Sir Paul David Grenville Hayter (born 4 November 1942) is a British public servant and was Clerk of the Parliaments from 2003 to 2007.

==Early life and education==
Hayter is the eldest son of Michael Hayter and his wife Patricia Schofield and has four siblings. He is the great-great-grandson of Harrison Hayter.

He was educated at Eton College (where he was a King's Scholar) and Christ Church, Oxford.

==Career==
He became a Clerk in the House of Lords in 1964. From 1974 to 1977 he was seconded to the Cabinet Office as Private Secretary to the Leader of the House of Lords and the Government Chief Whip, serving two Leaders, Lord Shepherd (1974-1976) and Lord Peart (from 1976), and one Chief Whip, Baroness Llewelyn-Davies of Hastoe. From 1977 to 1991, in addition to his work in the House of Lords, he served as Secretary of the Association of Lord-Lieutenants, and in 1992 he was created a Lieutenant of the Royal Victorian Order. He was Reading Clerk from 1991 to 1997, and Clerk Assistant from 1997 to 2003.

In July 2003 he was appointed Clerk of the Parliaments.

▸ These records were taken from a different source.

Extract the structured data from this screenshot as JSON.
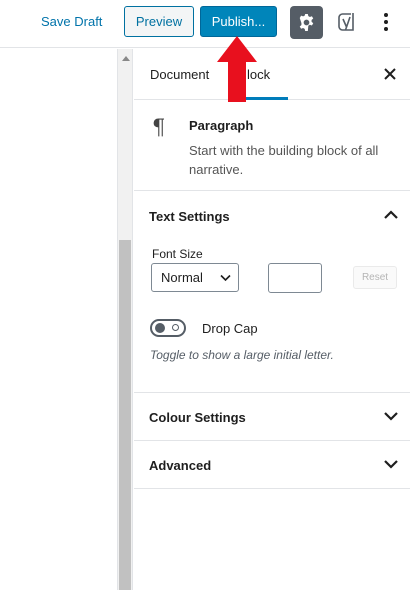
{
  "toolbar": {
    "save_draft": "Save Draft",
    "preview": "Preview",
    "publish": "Publish...",
    "settings_icon": "gear-icon",
    "yoast_icon": "yoast-icon",
    "more_icon": "vertical-ellipsis-icon"
  },
  "sidebar": {
    "tabs": [
      {
        "label": "Document"
      },
      {
        "label": "Block",
        "visible_text": "lock",
        "active": true
      }
    ],
    "block": {
      "icon": "pilcrow",
      "title": "Paragraph",
      "description": "Start with the building block of all narrative."
    },
    "text_settings": {
      "title": "Text Settings",
      "expanded": true,
      "font_size_label": "Font Size",
      "font_size_value": "Normal",
      "custom_size_value": "",
      "reset_label": "Reset",
      "drop_cap_label": "Drop Cap",
      "drop_cap_enabled": false,
      "drop_cap_help": "Toggle to show a large initial letter."
    },
    "colour_settings": {
      "title": "Colour Settings",
      "expanded": false
    },
    "advanced": {
      "title": "Advanced",
      "expanded": false
    }
  },
  "colors": {
    "accent": "#0085ba",
    "annotation_arrow": "#e8101e"
  }
}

He was appointed a Knight Commander of the Order of the Bath in the Queen's Birthday Honours in June 2007. On 20 March 2007, Hayter announced that he would retire as Clerk of the Parliaments on 3 November 2007. He was succeeded by Michael Pownall on 4 November 2007 (a day after Hayter's retirement).

In 1973 he married Deborah Maude, daughter of Angus Maude, and has three children, William, Giles and Arabella.